Derrière des portes immenses qui ont du mal à s’ouvrir, les souvenirs se précipitent
dans le désordre. Ils nous tirent du grand silence puis nous abandonnent avec nos illusions. Le deuil s’annonce comme le visiteur inattendu. Cela ne s’apprend pas.
Chaque fois c’est différent. La douleur change de couleur.
Il s’appelait Edmond Amran El Maleh ; il est mort le 15 novembre. Juif, né à Safi, il avait mis beaucoup de temps avant de se mettre à écrire. Il avait du mal à tenir entre ses doigts un stylo. Il s’en amusait. Alors il a attendu que les mots trouvent leur chemin, que les événements qu’il a vécus au Maroc en tant que militant communiste clandestin s’éclaircissent, parviennent à la maturité évidente. En mars 1965, il avait déjà quitté le parti et il enseignait la philosophie dans un lycée de Casablanca. Il est arrêté par la police, qui le maltraite ; c’était juste après les manifestations de lycéens et d’étudiants qui furent férocement réprimées par le général Oufkir. L’exil s’imposa à lui. Il le vécut douloureusement, vint avec sa femme à Paris et connut des jours difficiles. Le Maroc, la terre marocaine, l’air, le soleil, le vent, la poussière, les parfums du Maroc lui manquaient. Il détestait la nostalgie.
Il ne se voyait pas autrement que citoyen marocain, refusant énergiquement de prendre la nationalité française, allant chaque année tôt le matin faire la queue devant la préfecture de l’île de la Cité pour renouveler son titre de séjour. Là, il retrouvait des compatriotes, se liait d’amitié avec certains, parlait arabe avec eux, les invitait chez lui. Il était fier d’être marocain et ne supportait pas la moindre critique de son pays. On ne pouvait pas dire que les oranges marocaines étaient cette année moins bonnes que celles d’Espagne, ni que l’huile d’argan avait un goût trop fort.

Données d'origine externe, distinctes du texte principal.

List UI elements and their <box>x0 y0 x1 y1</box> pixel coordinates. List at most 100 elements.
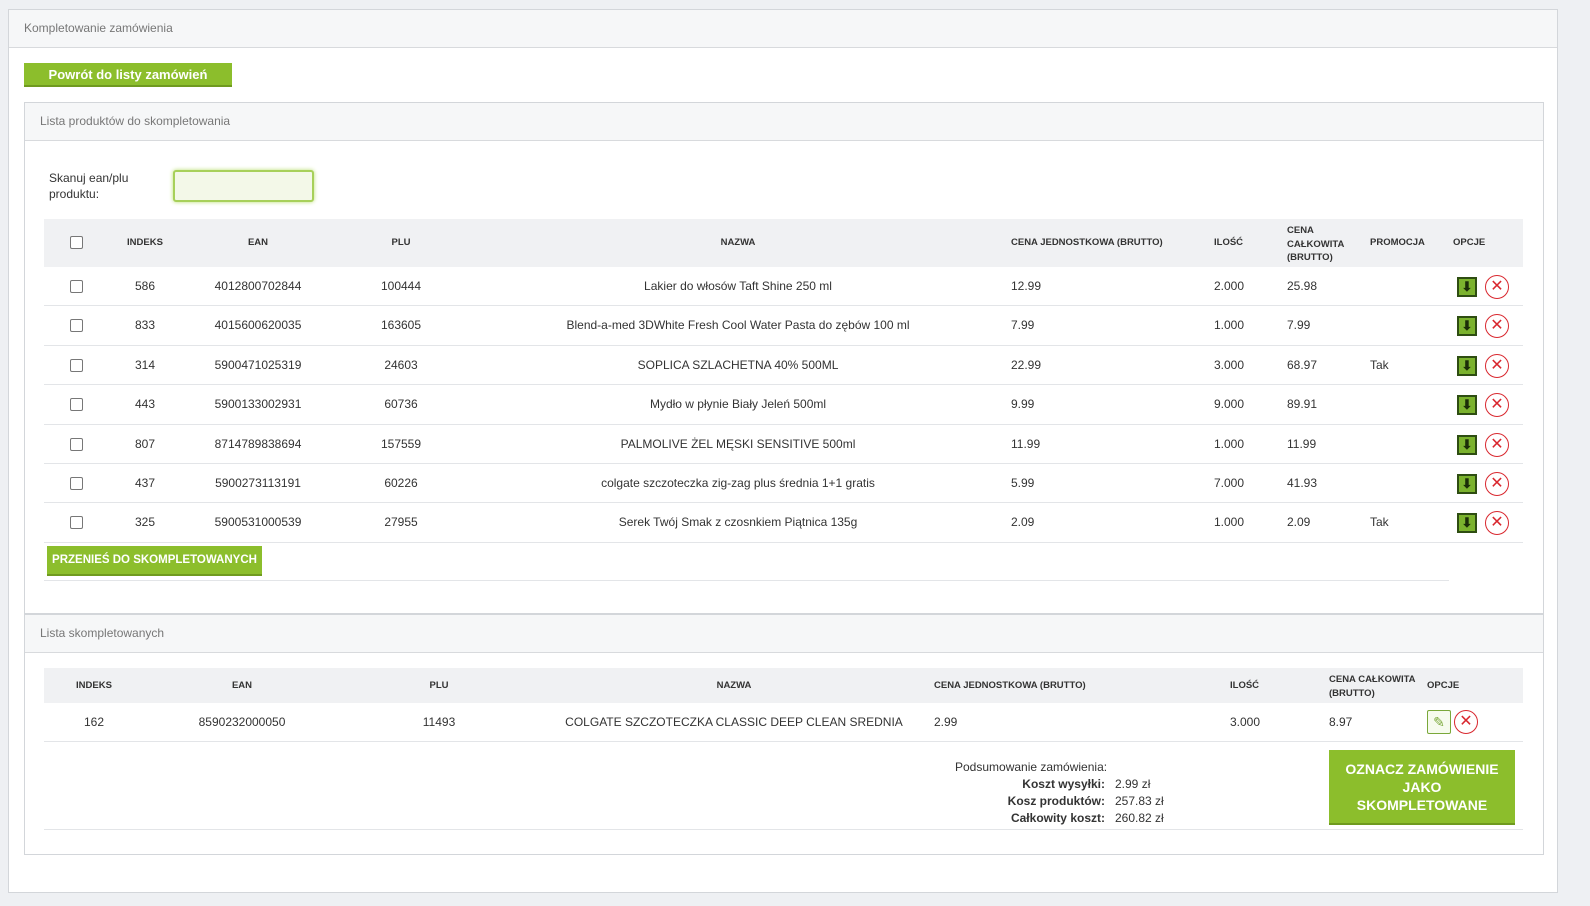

L’exil avait besoin de se raconter. Alors Edmond se mit devant une vieille machine à écrire et écrivit d’un jet un texte admirable, Parcours immobile, que François Maspero publia en 1980 dans la collection « Voix » (réédité en 2001 par André Dimanche, ainsi que son deuxième roman, Aïlen ou la nuit du récit). Sa langue maternelle était l’arabe dialectal. Il dira plus tard : « Ecrivant en français, je savais que je n’écrivais pas en français. Il y avait cette singulière greffe d’une langue sur l’autre, ma langue maternelle, l’arabe, ce feu intérieur. » Un jeune écrivain de 60 ans salué par la critique.
Mais il avait besoin de revoir le pays, de le revivre dans sa chair, dans son cours quotidien. C’était l’époque des années de plomb. L’état d’exception régnait au Maroc. Il fit le voyage, l’angoisse et l’émotion le paralysaient. Ces retrouvailles avaient pour lui une importance vitale.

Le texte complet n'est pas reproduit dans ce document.